No matter what movement you’re doing, as long as you are thinking that you are trying to move the barbell as fast as you can, we seem to still be able to get good neural adaptations to those early phase contractile windows.
Power adaptations from RT programs
- Novice
- Trained
Novices
- Increases in power can be seen via basic RT programs. May question whether power based training should be the focus of a RT program for novices.
- Changes in neural adaptation seem strong enough to overcome possible detriments from Type 2x conversion to 2a.
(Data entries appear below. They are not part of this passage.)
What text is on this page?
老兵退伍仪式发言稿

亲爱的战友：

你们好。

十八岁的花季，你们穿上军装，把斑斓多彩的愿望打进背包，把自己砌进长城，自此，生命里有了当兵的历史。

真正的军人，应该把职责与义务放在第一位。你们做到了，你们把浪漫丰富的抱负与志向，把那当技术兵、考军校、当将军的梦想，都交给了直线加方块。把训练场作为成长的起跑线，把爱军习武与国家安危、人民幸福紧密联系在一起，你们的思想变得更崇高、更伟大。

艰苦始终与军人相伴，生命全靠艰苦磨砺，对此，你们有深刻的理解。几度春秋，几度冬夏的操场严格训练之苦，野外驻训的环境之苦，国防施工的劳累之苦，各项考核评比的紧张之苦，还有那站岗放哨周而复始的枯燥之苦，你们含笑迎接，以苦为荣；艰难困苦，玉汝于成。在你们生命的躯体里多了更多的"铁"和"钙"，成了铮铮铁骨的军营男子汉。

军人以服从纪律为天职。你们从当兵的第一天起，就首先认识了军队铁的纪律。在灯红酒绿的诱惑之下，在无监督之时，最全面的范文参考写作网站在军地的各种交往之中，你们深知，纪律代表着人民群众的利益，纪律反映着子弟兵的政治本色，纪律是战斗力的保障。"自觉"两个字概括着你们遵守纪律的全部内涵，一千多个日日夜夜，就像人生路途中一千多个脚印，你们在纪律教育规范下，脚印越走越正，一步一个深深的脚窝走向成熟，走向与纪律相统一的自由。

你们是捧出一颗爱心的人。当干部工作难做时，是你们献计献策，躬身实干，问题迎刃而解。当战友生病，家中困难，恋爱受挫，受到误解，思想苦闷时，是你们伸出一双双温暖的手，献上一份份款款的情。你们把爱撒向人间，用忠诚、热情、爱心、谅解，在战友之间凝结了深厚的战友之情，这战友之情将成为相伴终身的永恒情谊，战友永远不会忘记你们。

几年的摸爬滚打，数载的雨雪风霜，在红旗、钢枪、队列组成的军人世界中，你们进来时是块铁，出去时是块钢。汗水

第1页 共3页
- Early phase RFD may remain unchanged if lifting “intent” is not maximal. e.g. (lift as fast as you can regardless of the actual velocity of movement)
Trained Populations
- RT programs alone probably not specific enough to cause wanted power adaptations to trained populations.
- Addition of ballistic style and power based exercises to RT programs does seem to cause wanted power adaptations.
- Overall, not a lot of evidence for chronically / elite trained population.